Second, the Monday night storm was missing an important aspect which a storm of tropical origin inherently possesses. Storm damage is often exacerbated by the intense wind gust of a rotating tropical storm. Although wind was not a dominant factor in the Monday evening storm, a combination of a powerful wind gust and heavy precipitation could have lengthened the nightmare of extended power outages and infrastructure damage, and even inflicted serious injuries and casualties. For example, with a wind gust that is greater than a typical summer afternoon storm, wind-related damage was responsible for the only human death in Toronto attributed to Hurricane Sandy, which in remnant form struck the city last fall. In the case of Hazel, a less informed and less-prepared Toronto experienced 81 deaths.

Gough: Finally, Jerry, this event comes on the heels of the devastating flood in Calgary. Is there something we need to learn from these events?

Jien: The fact that the downtown districts of two of Canada’s larger cities, Calgary and Toronto, are largely covered with concrete pavement may have anthropogenically worsened the respective flooding situations by preventing surface uptake of rainfall. With more intense and possibly more frequent weather events expected in the future, a renewed national strategy for our storm and sewage systems is a high priority to more effectively handle runoff from rainfall.

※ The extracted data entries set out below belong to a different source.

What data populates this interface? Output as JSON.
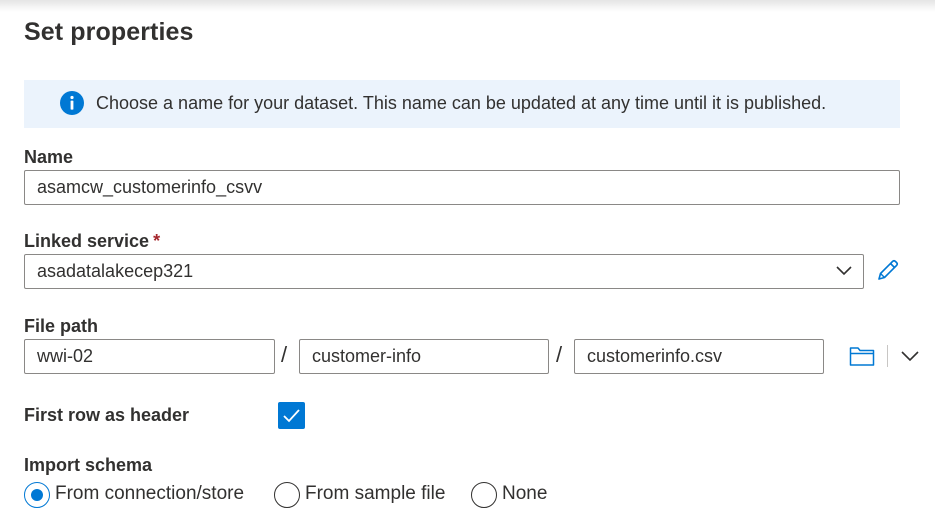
{
  "panel": {
    "title": "Set properties",
    "info_message": "Choose a name for your dataset. This name can be updated at any time until it is published."
  },
  "fields": {
    "name": {
      "label": "Name",
      "value": "asamcw_customerinfo_csvv"
    },
    "linked_service": {
      "label": "Linked service",
      "required_marker": "*",
      "selected": "asadatalakecep321"
    },
    "file_path": {
      "label": "File path",
      "separator": "/",
      "container": "wwi-02",
      "directory": "customer-info",
      "file": "customerinfo.csv"
    },
    "first_row_header": {
      "label": "First row as header",
      "checked": true
    },
    "import_schema": {
      "label": "Import schema",
      "options": [
        {
          "label": "From connection/store",
          "checked": true
        },
        {
          "label": "From sample file",
          "checked": false
        },
        {
          "label": "None",
          "checked": false
        }
      ]
    }
  },
  "icons": {
    "info": "info-icon",
    "chevron": "chevron-down-icon",
    "edit": "pencil-icon",
    "browse": "folder-icon"
  },
  "colors": {
    "accent": "#0078d4",
    "info_bg": "#ebf3fc",
    "required": "#a4262c",
    "border": "#8a8886"
  }
}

Even before Monday’s event, rain this spring and summer has already inundated us with 50 to 75 per cent more rain than we would normally get, and that has stressed the local storm sewage system. If we act, we can minimize the impacts of a variety of future extreme weather events. With the expectation of more intense rainfall, public infrastructure must be updated accordingly. 

Bill Gough is an associate professor and vice-dean, Graduate Education and Program Development, with the University of Toronto Scarborough.